Many times I wanted to write something about this place. Maybe I can’t do it this time either, maybe there are no words to express how good I feel here and what this place means to me.
Poddlhá. More than a home to me, more than a childhood. I can imagine that if things were tossed up in my life, if they lost the meaning they have; I would just come to stay here.
Certain things should stay the way they are. You ought to be able to stick them in one of those big glass cases and just leave them alone.
The catcher in the rye
I agree with Holden and I must admit that the place has changed a bit over the years. A new fireplace was built, for instance. However, the essentials remain. It smells here like it always does. Like a forest, a wood and the years my sister and I spent in the tall grass, pretending to be wild beasts, [alright, I myself was the wild tiger, she was a hunted deer].

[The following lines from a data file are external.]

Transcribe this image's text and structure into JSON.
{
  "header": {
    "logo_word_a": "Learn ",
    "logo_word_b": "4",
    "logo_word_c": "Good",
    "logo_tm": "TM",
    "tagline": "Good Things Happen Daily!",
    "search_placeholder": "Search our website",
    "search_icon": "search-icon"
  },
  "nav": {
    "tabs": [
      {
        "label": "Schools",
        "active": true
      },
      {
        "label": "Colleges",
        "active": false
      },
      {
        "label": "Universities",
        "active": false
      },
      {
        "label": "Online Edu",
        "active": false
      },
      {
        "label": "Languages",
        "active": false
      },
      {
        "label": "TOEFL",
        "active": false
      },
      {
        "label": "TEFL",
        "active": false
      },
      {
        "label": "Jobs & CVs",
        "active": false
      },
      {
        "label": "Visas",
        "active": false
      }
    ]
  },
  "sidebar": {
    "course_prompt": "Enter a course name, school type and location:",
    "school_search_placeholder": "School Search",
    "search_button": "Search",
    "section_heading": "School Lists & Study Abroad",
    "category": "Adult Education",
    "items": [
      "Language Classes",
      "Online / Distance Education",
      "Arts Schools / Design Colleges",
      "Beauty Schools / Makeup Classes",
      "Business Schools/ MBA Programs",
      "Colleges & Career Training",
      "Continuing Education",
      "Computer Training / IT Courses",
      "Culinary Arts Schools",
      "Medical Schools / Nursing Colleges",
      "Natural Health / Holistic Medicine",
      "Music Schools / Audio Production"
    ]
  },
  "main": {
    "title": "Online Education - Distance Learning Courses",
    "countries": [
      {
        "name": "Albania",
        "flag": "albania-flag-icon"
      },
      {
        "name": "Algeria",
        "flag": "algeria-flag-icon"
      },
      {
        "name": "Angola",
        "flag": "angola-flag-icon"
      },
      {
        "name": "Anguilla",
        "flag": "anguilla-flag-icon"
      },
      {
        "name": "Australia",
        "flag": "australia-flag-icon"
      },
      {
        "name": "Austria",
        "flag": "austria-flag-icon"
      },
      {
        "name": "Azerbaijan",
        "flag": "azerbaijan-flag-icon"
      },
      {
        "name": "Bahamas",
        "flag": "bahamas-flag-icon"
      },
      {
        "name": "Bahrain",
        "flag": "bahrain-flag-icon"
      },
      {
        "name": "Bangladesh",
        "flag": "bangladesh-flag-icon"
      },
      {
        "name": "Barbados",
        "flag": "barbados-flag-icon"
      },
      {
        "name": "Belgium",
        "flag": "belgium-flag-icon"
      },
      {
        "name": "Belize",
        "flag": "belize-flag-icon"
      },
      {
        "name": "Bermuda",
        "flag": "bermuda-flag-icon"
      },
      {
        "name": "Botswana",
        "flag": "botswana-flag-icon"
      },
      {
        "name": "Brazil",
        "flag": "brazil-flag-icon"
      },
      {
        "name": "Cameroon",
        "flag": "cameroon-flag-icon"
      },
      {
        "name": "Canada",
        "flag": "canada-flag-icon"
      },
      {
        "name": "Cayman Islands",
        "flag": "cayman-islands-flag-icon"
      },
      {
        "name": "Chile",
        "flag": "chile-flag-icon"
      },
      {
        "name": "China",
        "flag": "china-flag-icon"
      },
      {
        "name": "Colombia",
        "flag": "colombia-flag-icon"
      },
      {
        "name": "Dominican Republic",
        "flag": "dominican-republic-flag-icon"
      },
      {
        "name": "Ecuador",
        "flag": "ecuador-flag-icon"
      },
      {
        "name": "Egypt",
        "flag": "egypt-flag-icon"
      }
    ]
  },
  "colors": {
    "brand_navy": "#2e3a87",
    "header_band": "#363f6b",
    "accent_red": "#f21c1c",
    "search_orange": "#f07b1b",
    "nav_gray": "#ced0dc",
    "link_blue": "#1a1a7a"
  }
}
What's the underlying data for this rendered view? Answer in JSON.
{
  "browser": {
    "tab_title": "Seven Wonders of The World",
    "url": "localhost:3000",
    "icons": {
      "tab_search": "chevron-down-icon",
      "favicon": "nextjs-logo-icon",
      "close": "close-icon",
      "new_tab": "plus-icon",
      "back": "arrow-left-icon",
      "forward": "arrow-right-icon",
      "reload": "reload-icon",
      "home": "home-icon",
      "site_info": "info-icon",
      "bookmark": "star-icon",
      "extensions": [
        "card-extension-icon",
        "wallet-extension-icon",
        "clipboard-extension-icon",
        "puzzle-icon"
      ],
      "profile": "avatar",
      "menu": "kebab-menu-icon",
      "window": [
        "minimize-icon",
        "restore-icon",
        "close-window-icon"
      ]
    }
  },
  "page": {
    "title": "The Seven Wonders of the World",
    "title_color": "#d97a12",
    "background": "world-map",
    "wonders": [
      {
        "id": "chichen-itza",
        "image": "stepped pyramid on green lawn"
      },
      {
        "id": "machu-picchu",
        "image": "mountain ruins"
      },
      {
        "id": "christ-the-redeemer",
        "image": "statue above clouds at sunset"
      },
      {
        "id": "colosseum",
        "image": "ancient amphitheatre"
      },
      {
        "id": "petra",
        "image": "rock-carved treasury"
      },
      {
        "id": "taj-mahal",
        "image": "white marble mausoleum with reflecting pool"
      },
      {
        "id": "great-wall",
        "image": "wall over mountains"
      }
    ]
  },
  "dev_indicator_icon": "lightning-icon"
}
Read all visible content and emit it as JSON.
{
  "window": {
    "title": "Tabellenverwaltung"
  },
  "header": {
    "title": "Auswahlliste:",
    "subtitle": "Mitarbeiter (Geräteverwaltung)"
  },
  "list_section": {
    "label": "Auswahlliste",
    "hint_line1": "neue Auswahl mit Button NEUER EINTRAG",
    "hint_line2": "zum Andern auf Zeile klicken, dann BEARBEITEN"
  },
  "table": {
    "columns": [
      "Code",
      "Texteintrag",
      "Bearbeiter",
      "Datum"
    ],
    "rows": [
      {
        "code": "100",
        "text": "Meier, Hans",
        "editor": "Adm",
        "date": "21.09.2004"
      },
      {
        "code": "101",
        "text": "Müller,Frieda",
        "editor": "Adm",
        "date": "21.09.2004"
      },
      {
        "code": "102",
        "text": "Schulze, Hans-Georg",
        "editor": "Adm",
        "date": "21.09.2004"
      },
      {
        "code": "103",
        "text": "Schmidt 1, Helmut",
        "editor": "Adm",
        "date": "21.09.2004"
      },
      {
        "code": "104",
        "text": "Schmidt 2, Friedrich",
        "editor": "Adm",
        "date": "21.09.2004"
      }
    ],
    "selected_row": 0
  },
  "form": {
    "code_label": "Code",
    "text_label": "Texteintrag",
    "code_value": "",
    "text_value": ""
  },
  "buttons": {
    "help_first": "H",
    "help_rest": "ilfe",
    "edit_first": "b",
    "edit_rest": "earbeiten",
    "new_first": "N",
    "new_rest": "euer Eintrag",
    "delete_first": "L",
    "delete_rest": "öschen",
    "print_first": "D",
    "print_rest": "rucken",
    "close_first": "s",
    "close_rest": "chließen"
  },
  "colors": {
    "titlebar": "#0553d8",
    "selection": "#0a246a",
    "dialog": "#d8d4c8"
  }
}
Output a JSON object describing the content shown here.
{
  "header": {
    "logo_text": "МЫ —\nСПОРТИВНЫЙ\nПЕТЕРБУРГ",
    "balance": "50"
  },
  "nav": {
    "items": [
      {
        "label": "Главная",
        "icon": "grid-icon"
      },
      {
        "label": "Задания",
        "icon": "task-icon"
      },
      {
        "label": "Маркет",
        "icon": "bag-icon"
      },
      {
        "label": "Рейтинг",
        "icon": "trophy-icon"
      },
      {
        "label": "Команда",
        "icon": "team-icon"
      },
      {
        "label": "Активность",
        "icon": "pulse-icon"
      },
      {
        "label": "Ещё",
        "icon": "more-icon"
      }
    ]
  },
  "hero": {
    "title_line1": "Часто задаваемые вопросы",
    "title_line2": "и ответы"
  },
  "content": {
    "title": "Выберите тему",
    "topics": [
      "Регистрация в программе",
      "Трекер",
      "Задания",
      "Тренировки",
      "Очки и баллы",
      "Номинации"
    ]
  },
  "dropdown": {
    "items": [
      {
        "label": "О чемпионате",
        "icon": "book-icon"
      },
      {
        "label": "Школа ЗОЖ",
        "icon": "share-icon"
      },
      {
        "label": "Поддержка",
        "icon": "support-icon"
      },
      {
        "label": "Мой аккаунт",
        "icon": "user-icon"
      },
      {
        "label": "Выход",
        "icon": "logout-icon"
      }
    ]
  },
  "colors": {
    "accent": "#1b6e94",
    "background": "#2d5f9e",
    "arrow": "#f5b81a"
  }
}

I loved every night my family and I spent by the fire, every star that shone above our heads. I remember chasing locust flies; I remember the conversations we had here when I grew up.
I remember every fairy tale I heard in this forest. Individual words and sentences still rustle between the trees.
As the years go by, the mushrooms seem to stop growing. In my mind, however, they still exist, stubbornly remaining in the soil, from where we must undermine them with a small hoe.
The second floor is still just as heated thanks to the hot sun, which warms the roof. The hammock between the two trees no longer hangs, but my soul is interwoven with its red threads.
And now a little less poetically: the latrine is still just as scary. You could still hear my desperate complaints while sitting on it. I am always afraid that a creature with eight legs will fall to my knees during my moment. You know, that hairy black one.